The above will start a HTTP Server on address http://localhost:5000. Open up a browser and input that address, right now it should render the hero and all the enemies, and as you hit your left and right arrows, the hero moves and can shoot down enemies.

Add code

  1. Copy over the needed assets from the solution/assets/ folder into your-work folder; you will add a life.png asset. Add the lifeImg to the window.onload function:

    lifeImg = await loadTexture("assets/life.png");
  2. Add the lifeImg to the list of assets:

    let heroImg,
    ...
    lifeImg,
    ...
    eventEmitter = new EventEmitter();
  3. Add variables. Add code that represents your total score (0) and lives left (3), display these scores on a screen.

  4. Extend updateGameObjects() function.
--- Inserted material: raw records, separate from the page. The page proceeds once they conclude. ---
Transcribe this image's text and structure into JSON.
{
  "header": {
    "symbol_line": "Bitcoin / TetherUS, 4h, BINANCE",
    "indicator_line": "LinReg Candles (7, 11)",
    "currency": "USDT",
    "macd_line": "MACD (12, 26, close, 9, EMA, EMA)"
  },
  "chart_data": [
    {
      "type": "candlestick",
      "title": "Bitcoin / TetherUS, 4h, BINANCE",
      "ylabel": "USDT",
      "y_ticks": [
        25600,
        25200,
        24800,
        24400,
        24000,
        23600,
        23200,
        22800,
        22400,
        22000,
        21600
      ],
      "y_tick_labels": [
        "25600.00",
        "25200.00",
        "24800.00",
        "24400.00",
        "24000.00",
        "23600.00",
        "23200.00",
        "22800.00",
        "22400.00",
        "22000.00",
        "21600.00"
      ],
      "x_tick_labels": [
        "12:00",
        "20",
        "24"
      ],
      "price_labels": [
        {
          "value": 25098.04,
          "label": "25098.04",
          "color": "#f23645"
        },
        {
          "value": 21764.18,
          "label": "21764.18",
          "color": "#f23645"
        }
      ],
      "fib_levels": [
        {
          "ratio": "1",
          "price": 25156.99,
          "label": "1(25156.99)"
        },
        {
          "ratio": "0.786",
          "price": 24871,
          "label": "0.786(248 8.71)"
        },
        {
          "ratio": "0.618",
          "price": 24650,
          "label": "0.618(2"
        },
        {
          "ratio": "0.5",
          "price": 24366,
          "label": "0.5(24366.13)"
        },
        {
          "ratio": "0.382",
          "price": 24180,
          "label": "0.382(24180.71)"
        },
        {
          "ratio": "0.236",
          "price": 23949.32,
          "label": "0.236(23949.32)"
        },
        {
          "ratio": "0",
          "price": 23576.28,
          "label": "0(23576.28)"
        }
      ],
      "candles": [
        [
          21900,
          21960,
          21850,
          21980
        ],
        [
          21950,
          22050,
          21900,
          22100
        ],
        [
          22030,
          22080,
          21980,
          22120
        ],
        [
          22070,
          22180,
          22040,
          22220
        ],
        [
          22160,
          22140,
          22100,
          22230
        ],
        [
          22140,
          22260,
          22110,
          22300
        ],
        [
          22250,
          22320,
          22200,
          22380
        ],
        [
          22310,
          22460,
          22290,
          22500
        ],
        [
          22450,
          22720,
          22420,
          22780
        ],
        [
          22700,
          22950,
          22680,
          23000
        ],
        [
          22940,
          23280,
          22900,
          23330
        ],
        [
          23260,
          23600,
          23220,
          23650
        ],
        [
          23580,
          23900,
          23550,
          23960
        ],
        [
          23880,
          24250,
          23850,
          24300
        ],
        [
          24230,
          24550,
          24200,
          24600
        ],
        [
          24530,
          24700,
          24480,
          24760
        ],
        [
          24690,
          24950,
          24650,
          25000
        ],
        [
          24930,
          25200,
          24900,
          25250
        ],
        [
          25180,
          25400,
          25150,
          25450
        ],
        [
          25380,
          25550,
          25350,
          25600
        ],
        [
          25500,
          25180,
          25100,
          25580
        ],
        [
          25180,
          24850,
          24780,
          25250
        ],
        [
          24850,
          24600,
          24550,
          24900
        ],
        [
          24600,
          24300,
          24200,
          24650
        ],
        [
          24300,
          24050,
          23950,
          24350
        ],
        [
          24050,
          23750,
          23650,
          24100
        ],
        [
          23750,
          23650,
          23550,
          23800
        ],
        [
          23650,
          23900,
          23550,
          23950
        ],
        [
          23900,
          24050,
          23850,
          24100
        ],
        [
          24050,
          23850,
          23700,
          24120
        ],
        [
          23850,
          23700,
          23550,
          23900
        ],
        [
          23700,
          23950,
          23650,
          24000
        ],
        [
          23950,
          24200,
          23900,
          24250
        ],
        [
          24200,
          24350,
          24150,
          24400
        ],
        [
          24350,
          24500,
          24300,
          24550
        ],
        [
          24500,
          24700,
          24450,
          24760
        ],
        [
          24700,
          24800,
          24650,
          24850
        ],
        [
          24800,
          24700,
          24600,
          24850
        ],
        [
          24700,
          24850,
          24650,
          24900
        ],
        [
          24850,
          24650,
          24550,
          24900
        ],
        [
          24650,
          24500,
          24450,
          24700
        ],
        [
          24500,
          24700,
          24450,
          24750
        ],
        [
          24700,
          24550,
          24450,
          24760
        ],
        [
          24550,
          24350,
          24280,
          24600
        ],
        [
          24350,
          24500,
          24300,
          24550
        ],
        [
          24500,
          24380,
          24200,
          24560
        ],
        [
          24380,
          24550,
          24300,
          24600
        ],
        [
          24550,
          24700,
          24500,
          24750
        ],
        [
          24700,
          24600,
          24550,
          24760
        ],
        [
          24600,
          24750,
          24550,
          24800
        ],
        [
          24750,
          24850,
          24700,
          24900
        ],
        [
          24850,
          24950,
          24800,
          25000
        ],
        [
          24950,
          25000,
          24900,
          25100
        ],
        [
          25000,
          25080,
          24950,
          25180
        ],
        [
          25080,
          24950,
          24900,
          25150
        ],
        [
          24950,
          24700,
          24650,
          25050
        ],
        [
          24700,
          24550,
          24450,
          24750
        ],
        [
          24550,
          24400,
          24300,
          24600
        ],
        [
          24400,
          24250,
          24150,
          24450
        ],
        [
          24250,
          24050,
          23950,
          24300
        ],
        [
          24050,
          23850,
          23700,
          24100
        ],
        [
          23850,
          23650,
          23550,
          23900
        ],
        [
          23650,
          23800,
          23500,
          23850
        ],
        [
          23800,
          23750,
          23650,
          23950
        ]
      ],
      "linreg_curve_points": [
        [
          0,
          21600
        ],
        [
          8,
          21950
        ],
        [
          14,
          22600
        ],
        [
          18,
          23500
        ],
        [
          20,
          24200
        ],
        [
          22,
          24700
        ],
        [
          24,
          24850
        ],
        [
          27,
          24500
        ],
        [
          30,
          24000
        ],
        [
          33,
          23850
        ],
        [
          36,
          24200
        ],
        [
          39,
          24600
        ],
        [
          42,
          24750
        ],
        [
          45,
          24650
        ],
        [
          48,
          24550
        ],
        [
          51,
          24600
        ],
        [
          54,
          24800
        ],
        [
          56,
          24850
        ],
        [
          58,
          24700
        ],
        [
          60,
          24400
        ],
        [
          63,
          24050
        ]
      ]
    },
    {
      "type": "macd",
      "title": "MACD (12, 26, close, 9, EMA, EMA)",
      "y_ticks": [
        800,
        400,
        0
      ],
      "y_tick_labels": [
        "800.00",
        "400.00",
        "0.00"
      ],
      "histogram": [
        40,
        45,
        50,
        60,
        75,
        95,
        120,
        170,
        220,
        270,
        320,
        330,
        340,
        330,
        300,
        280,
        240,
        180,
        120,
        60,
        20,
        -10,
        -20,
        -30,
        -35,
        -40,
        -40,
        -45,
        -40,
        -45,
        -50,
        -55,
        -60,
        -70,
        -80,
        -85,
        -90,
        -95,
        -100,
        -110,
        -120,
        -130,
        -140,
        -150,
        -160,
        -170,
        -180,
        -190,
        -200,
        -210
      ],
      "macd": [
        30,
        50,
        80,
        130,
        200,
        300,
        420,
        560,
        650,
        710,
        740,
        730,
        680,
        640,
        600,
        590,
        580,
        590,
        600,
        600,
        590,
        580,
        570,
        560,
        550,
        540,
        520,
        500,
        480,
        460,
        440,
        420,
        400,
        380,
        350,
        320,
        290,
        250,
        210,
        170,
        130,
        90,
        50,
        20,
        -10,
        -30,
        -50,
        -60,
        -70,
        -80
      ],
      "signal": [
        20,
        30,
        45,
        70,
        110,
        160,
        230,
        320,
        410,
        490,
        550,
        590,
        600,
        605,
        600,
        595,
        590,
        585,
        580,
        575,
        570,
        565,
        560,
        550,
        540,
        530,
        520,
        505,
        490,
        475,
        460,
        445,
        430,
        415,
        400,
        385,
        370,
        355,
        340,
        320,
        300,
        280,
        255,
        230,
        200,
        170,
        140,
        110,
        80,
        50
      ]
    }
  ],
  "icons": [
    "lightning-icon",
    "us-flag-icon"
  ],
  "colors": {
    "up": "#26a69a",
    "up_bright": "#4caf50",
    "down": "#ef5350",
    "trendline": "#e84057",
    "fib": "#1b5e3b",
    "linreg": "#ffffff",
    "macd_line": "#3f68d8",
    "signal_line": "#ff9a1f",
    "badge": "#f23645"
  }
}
Extend the updateGameObjects() function to handle enemy collisions:

    enemies.forEach(enemy => {
        const heroRect = hero.rectFromGameObject();
        if (intersectRect(heroRect, enemy.rectFromGameObject())) {
          eventEmitter.emit(Messages.COLLISION_ENEMY_HERO, { enemy });
        }
      })
  5. Add life and points.

    1. Initialize variables. Under this.cooldown = 0 in the Hero class, set life and points:

      this.life = 3;
      this.points = 0;
    2. Draw variables on screen. Draw these values to screen:

      function drawLife() {
        // TODO, 35, 27
        const START_POS = canvas.width - 180;
        for(let i=0; i < hero.life; i++ ) {
          ctx.drawImage(
            lifeImg, 
            START_POS + (45 * (i+1) ), 
            canvas.height - 37);
        }
      }
      
      function drawPoints() {
        ctx.font = "30px Arial";
        ctx.fillStyle = "red";
        ctx.textAlign = "left";
        drawText("Points: " + hero.points, 10, canvas.height-20);
      }
      
      function drawText(message, x, y) {
        ctx.fillText(message, x, y);
      }
    3. Add methods to Game loop. Make sure you add these functions to your window.onload function under updateGameObjects():

      drawPoints();
      drawLife();
  6. Implement game rules. Implement the following game rules:

    1. For every hero and enemy collision, deduct a life.

      Extend the Hero class to do this deduction:

      decrementLife() {
        this.life--;
        if (this.life === 0) {
          this.dead = true;
        }
      }
    2. For every laser that hits an enemy, increase game score with a 100 points.

      Extend the Hero class to do this increment:

        incrementPoints() {
          this.points += 100;
        }

      Add these functions to your Collision Event Emitters:

      eventEmitter.on(Messages.COLLISION_ENEMY_LASER, (_, { first, second }) => {
         first.dead = true;
         second.dead = true;
         hero.incrementPoints();
      })
      
      eventEmitter.on(Messages.COLLISION_ENEMY_HERO, (_, { enemy }) => {
         enemy.dead = true;
         hero.decrementLife();
      });

✅ Do a little research to discover other games that are created using JavaScript/Canvas. What are their common traits?

By the end of this work, you should see the small 'life' ships at the bottom right, points at the bottom left, and you should see your life count decrement as you collide with enemies and your points increment when you shoot enemies. Well done! Your game is almost complete.


🚀 Challenge

Your code is almost complete. Can you envision your next steps?

Post-Lecture Quiz

Post-lecture quiz

Review & Self Study

Research some ways that you can increment and decrement game scores and lives. There are some interesting game engines like PlayFab. How could using one of these would enhance your game?